Nigeria supplied electricity to Benin, Togo, and Niger in the fourth quarter of 2025, but the three countries collectively paid only $10.89 million of the $20.44 million billed, leaving a debt of $9.55 million—approximately N13.07 billion. The Nigerian Electricity Regulatory Commission (NERC) disclosed this in its Q4 2025 report, citing reconciled market settlements submitted by April 2, 2026. The payment performance across the three nations stood at 53.28 percent, meaning less than half of the invoice value was remitted. Among the bilateral customers, Paras-SBEE in Benin paid 68.16 percent of its $2.45 million bill, while Paras-CEET in Togo settled 64.97 percent of its $2.18 million obligation. Transcorp-SBEE (Ughelli) in Benin paid only $0.46 million of $3.74 million due—just 12.30 percent—while its counterpart, Transcorp-SBEE (Afam 3), remitted 82.31 percent of its $3.90 million invoice. In Niger, Mainstream-NIGELEC paid $4.09 million of $5.96 million, or 68.63 percent. Odukpani-CEET in Togo made no payment on its $2.18 million invoice, recording zero percent remittance.

💡 NaijaBuzz Take

The fact that Odukpani-CEET in Togo paid nothing on a $2.18 million electricity bill while Nigerian households endure blackouts exposes a jarring imbalance in regional energy priorities. Nigeria continues to supply power abroad despite its own generation shortfall, and yet receives inconsistent returns from neighboring off-takers, with one company not paying a single dollar. The NERC report shows this is not an anomaly but a pattern—Transcorp-SBEE (Ughelli) recovered only 12.30 percent of its billed amount, suggesting weak enforcement mechanisms for cross-border power contracts.

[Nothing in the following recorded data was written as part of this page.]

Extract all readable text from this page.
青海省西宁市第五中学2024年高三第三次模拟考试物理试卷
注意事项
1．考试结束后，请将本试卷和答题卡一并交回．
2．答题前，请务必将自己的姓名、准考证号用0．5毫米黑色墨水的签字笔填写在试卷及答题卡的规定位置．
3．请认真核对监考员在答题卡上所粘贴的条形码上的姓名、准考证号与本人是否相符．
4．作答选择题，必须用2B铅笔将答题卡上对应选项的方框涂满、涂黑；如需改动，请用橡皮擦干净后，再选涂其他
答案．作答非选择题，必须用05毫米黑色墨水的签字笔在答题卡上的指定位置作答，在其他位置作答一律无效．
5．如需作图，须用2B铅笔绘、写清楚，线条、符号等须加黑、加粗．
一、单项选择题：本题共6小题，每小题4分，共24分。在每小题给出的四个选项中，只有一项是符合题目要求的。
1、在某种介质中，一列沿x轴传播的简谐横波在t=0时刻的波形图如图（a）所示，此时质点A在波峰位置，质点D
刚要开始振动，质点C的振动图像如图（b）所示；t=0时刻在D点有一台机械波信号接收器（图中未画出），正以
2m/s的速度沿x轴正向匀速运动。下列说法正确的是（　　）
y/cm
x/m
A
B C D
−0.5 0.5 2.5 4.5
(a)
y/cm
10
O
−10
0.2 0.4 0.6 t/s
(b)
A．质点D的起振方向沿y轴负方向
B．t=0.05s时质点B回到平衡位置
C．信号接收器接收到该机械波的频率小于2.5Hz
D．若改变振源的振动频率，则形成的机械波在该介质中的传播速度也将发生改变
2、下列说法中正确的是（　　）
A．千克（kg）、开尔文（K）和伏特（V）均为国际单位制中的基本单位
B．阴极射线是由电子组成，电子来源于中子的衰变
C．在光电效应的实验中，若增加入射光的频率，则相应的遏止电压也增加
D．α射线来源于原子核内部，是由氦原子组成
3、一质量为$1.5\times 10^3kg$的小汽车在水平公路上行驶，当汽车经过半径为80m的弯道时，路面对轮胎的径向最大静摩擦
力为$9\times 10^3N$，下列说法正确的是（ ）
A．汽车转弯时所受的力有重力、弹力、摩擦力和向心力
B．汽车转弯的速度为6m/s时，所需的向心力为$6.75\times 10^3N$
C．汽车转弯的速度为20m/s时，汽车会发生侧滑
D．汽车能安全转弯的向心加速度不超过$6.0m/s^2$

This situation reflects deeper structural issues in Nigeria's power sector: revenue leakage, poor bilateral enforcement, and the political economy of energy diplomacy. While domestic consumers face rising tariffs and erratic supply, generation companies are left exposed to foreign default risk without clear recourse. The $9.55 million loss in one quarter could have powered thousands of homes or supported grid maintenance, but instead it vanished into an opaque regional trade framework.

Ordinary Nigerians bear the cost indirectly—through underfunded generation capacity and a system that prioritizes export obligations over domestic reliability. Residents of Lagos, Abuja, and Port Harcourt see little benefit from a power sector that fuels neighbors while failing them daily.

This fits a long-standing trend: Nigeria exporting energy it cannot afford to spare, with little leverage to demand payment. The pattern reveals more about Nigeria's weak energy sovereignty than regional cooperation.